水面倒映着她的脸。十四岁,黑发紫眼,和平时没什么两样。
可她盯着那张脸看了很久。
然后她伸出一根手指,轻轻点在水面上。
涟漪漾开。涟漪底下,有什么东西浮上来。
不是那把小小的刀。是另一个倒影。
在她身后。很远很远的地方。
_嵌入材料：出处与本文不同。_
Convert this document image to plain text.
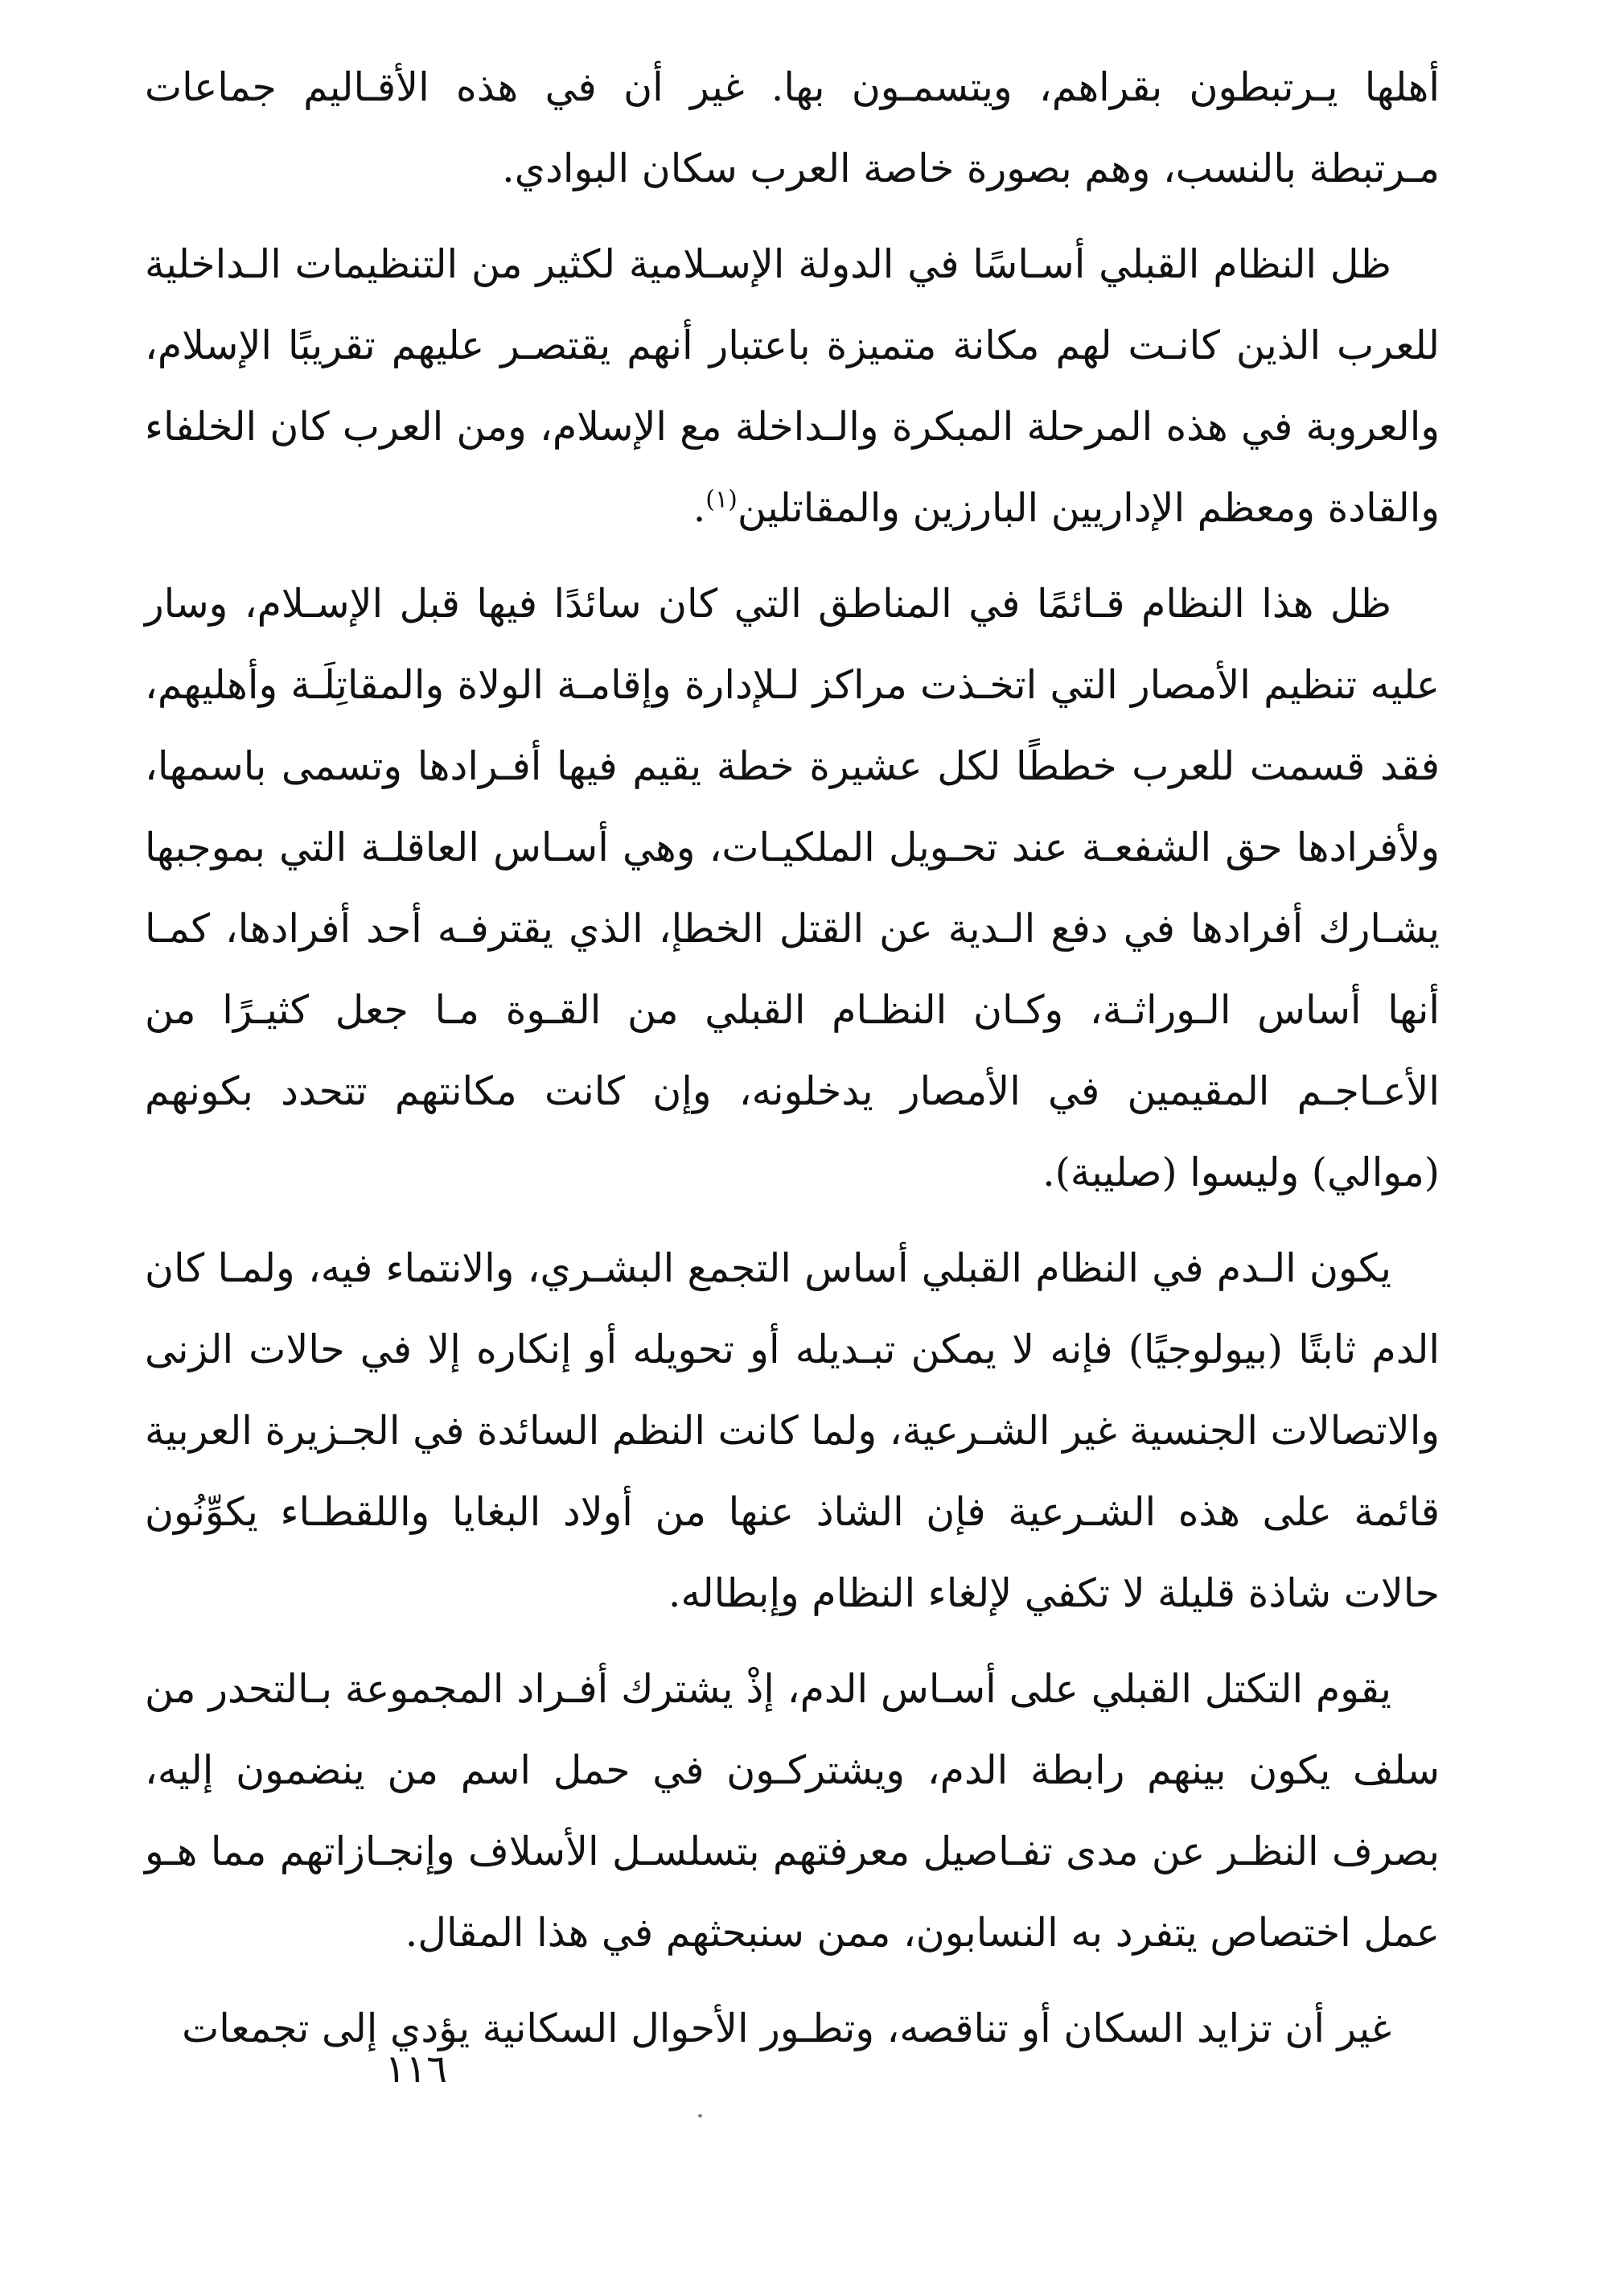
أهلها يـرتبطون بقراهم، ويتسمـون بها. غير أن في هذه الأقـاليم جماعات مـرتبطة بالنسب، وهم بصورة خاصة العرب سكان البوادي.

ظل النظام القبلي أسـاسًا في الدولة الإسـلامية لكثير من التنظيمات الـداخلية للعرب الذين كانـت لهم مكانة متميزة باعتبار أنهم يقتصـر عليهم تقريبًا الإسلام، والعروبة في هذه المرحلة المبكرة والـداخلة مع الإسلام، ومن العرب كان الخلفاء والقادة ومعظم الإداريين البارزين والمقاتلين$^{(١)}$.

ظل هذا النظام قـائمًا في المناطق التي كان سائدًا فيها قبل الإسـلام، وسار عليه تنظيم الأمصار التي اتخـذت مراكز لـلإدارة وإقامـة الولاة والمقاتِلَـة وأهليهم، فقد قسمت للعرب خططًا لكل عشيرة خطة يقيم فيها أفـرادها وتسمى باسمها، ولأفرادها حق الشفعـة عند تحـويل الملكيـات، وهي أسـاس العاقلـة التي بموجبها يشـارك أفرادها في دفع الـدية عن القتل الخطإ، الذي يقترفـه أحد أفرادها، كمـا أنها أساس الـوراثـة، وكـان النظـام القبلي من القـوة مـا جعل كثيـرًا من الأعـاجـم المقيمين في الأمصار يدخلونه، وإن كانت مكانتهم تتحدد بكونهم (موالي) وليسوا (صليبة).

يكون الـدم في النظام القبلي أساس التجمع البشـري، والانتماء فيه، ولمـا كان الدم ثابتًا (بيولوجيًا) فإنه لا يمكن تبـديله أو تحويله أو إنكاره إلا في حالات الزنى والاتصالات الجنسية غير الشـرعية، ولما كانت النظم السائدة في الجـزيرة العربية قائمة على هذه الشـرعية فإن الشاذ عنها من أولاد البغايا واللقطـاء يكوِّنُون حالات شاذة قليلة لا تكفي لإلغاء النظام وإبطاله.

يقوم التكتل القبلي على أسـاس الدم، إذْ يشترك أفـراد المجموعة بـالتحدر من سلف يكون بينهم رابطة الدم، ويشتركـون في حمل اسم من ينضمون إليه، بصرف النظـر عن مدى تفـاصيل معرفتهم بتسلسـل الأسلاف وإنجـازاتهم مما هـو عمل اختصاص يتفرد به النسابون، ممن سنبحثهم في هذا المقال.

غير أن تزايد السكان أو تناقصه، وتطـور الأحوال السكانية يؤدي إلى تجمعات

١١٦
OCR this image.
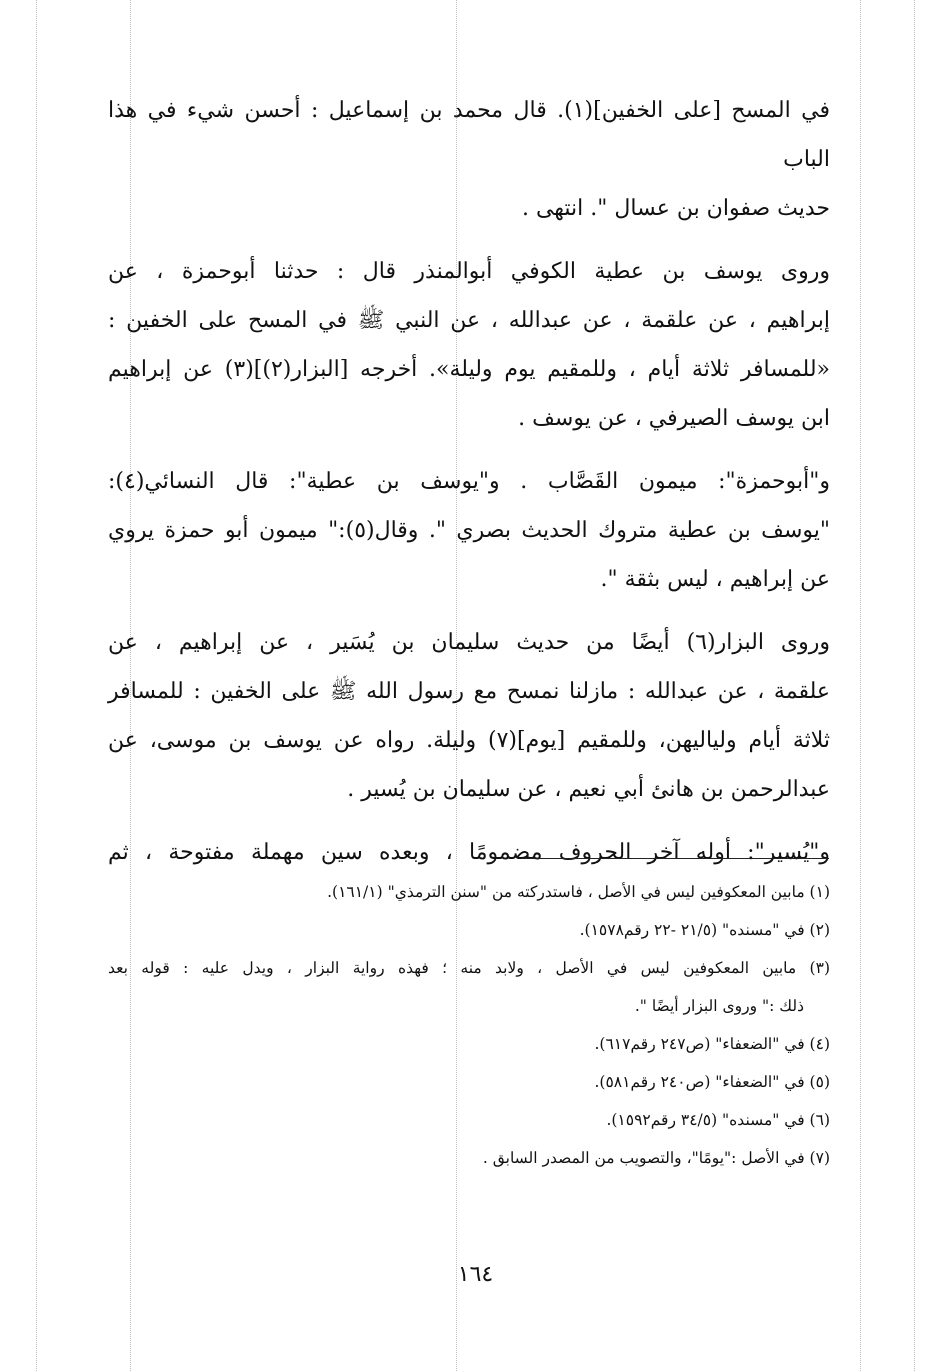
في المسح [على الخفين](١). قال محمد بن إسماعيل : أحسن شيء في هذا الباب
حديث صفوان بن عسال ". انتهى .

وروى يوسف بن عطية الكوفي أبوالمنذر قال : حدثنا أبوحمزة ، عن
إبراهيم ، عن علقمة ، عن عبدالله ، عن النبي ﷺ في المسح على الخفين :
«للمسافر ثلاثة أيام ، وللمقيم يوم وليلة». أخرجه [البزار(٢)](٣) عن إبراهيم
ابن يوسف الصيرفي ، عن يوسف .

و"أبوحمزة": ميمون القَصَّاب . و"يوسف بن عطية": قال النسائي(٤):
"يوسف بن عطية متروك الحديث بصري ". وقال(٥):" ميمون أبو حمزة يروي
عن إبراهيم ، ليس بثقة ".

وروى البزار(٦) أيضًا من حديث سليمان بن يُسَير ، عن إبراهيم ، عن
علقمة ، عن عبدالله : مازلنا نمسح مع رسول الله ﷺ على الخفين : للمسافر
ثلاثة أيام ولياليهن، وللمقيم [يوم](٧) وليلة. رواه عن يوسف بن موسى، عن
عبدالرحمن بن هانئ أبي نعيم ، عن سليمان بن يُسير .

و"يُسير": أوله آخر الحروف مضمومًا ، وبعده سين مهملة مفتوحة ، ثم

(١) مابين المعكوفين ليس في الأصل ، فاستدركته من "سنن الترمذي" (١٦١/١).
(٢) في "مسنده" (٢١/٥ -٢٢ رقم١٥٧٨).
(٣) مابين المعكوفين ليس في الأصل ، ولابد منه ؛ فهذه رواية البزار ، ويدل عليه : قوله بعد
ذلك :" وروى البزار أيضًا ".
(٤) في "الضعفاء" (ص٢٤٧ رقم٦١٧).
(٥) في "الضعفاء" (ص٢٤٠ رقم٥٨١).
(٦) في "مسنده" (٣٤/٥ رقم١٥٩٢).
(٧) في الأصل :"يومًا"، والتصويب من المصدر السابق .
١٦٤
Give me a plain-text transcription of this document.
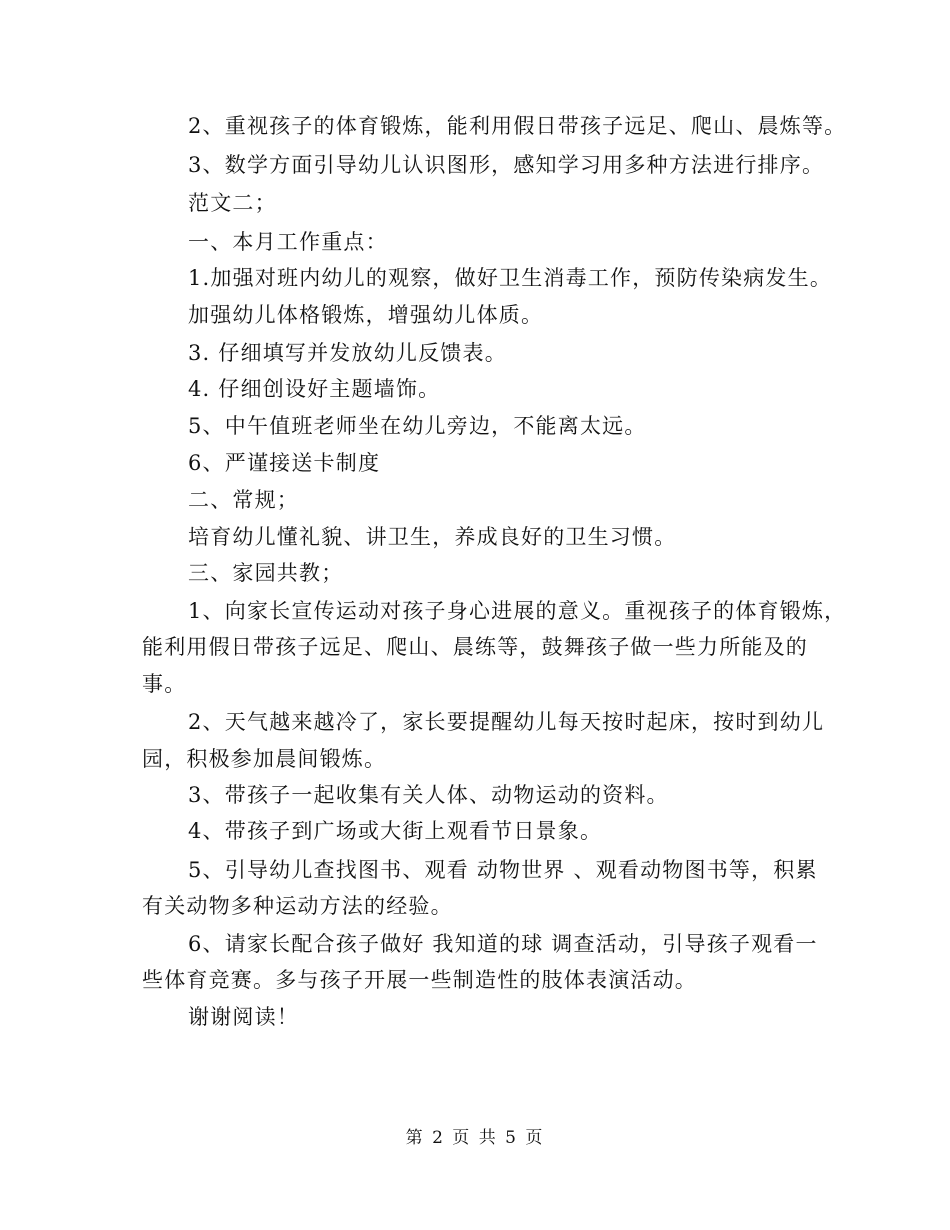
2、重视孩子的体育锻炼，能利用假日带孩子远足、爬山、晨炼等。
3、数学方面引导幼儿认识图形，感知学习用多种方法进行排序。
范文二；
一、本月工作重点：
1.加强对班内幼儿的观察，做好卫生消毒工作，预防传染病发生。
加强幼儿体格锻炼，增强幼儿体质。
3. 仔细填写并发放幼儿反馈表。
4. 仔细创设好主题墙饰。
5、中午值班老师坐在幼儿旁边，不能离太远。
6、严谨接送卡制度
二、常规；
培育幼儿懂礼貌、讲卫生，养成良好的卫生习惯。
三、家园共教；
1、向家长宣传运动对孩子身心进展的意义。重视孩子的体育锻炼，
能利用假日带孩子远足、爬山、晨练等，鼓舞孩子做一些力所能及的
事。
2、天气越来越冷了，家长要提醒幼儿每天按时起床，按时到幼儿
园，积极参加晨间锻炼。
3、带孩子一起收集有关人体、动物运动的资料。
4、带孩子到广场或大街上观看节日景象。
5、引导幼儿查找图书、观看 动物世界 、观看动物图书等，积累
有关动物多种运动方法的经验。
6、请家长配合孩子做好 我知道的球 调查活动，引导孩子观看一
些体育竞赛。多与孩子开展一些制造性的肢体表演活动。
谢谢阅读！
第 2 页 共 5 页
有一道模模糊糊的影子,立在一片灰蒙蒙里,像是在看她,又像是在看别的什么。
风云螭回头。
院门关着,院子里只有她自己。
她转回来,看着水面上那个倒影。
“你是谁?”她问。
倒影没有回答。
但水面下,有什么东西动了动。
像是一只手,在很深很深的地方,轻轻抬了抬。
院门被推开的声音传来。
风云螭收回手指,水面恢复平静。
扶桑、冉秋、褚玉安三个人站在院门口,六只眼睛齐刷刷盯着她。
“听说你筑基了?”扶桑问。
风云螭想了想,点头。
“练气十一层直接跳筑基?”
“好像是。”
扶桑沉默了两息,然后走过来,伸手扣住她的手腕。
一股灵力探进去。
一息。两息。三息。
扶桑松开手,表情复杂。
“筑基一层。”她说,“灵基稳得像是筑了三年。”
冉秋走过来,也伸手探了探。
然后她抬起头,看了风云螭一眼。
那一眼和平时不太一样。不是淡,是认真。
“你那个缝隙里,”冉秋道,“是什么?”
风云螭沉默了一息。
“水。”她说。
冉秋盯着她看了很久,然后点点头,没再问。
褚玉安凑过来:“什么水?哪来的水?你刚才趴地上就是被水淹的?”
风云螭没理他。
她看向那口缸。
扶桑顺着她的目光看过去,眉头微微皱了皱。
“这缸……”
“怎么了?”褚玉安问。
扶桑沉默了两息,摇摇头。
“没什么。”她说,“走吧,去任务堂重新登记修为。筑基期,可以接的任务不一样了。”
她转身往外走。
冉秋跟上。
褚玉安走到风云螭身边,压低声音:“小师姐,你那缸是不是有问题?”
风云螭看着他,没说话。
褚玉安等了两息,没等到答案,耸耸肩,也走了。
风云螭站在院子里,看着那口缸。
缸里的水纹丝不动,倒映着灰蒙蒙的天。
她伸出手,又轻轻点了一下。
水面漾开一圈涟漪。涟漪底下,什么都没有。
那个倒影不见了。
风云螭收回手,握紧那把刀。
刀身上那只爪印在晨光里亮了一亮,又暗下去。
她转身进了房门。
身后,那口缸静静地待在那里,水和天一个颜色,灰扑扑的,看不出是晴是阴。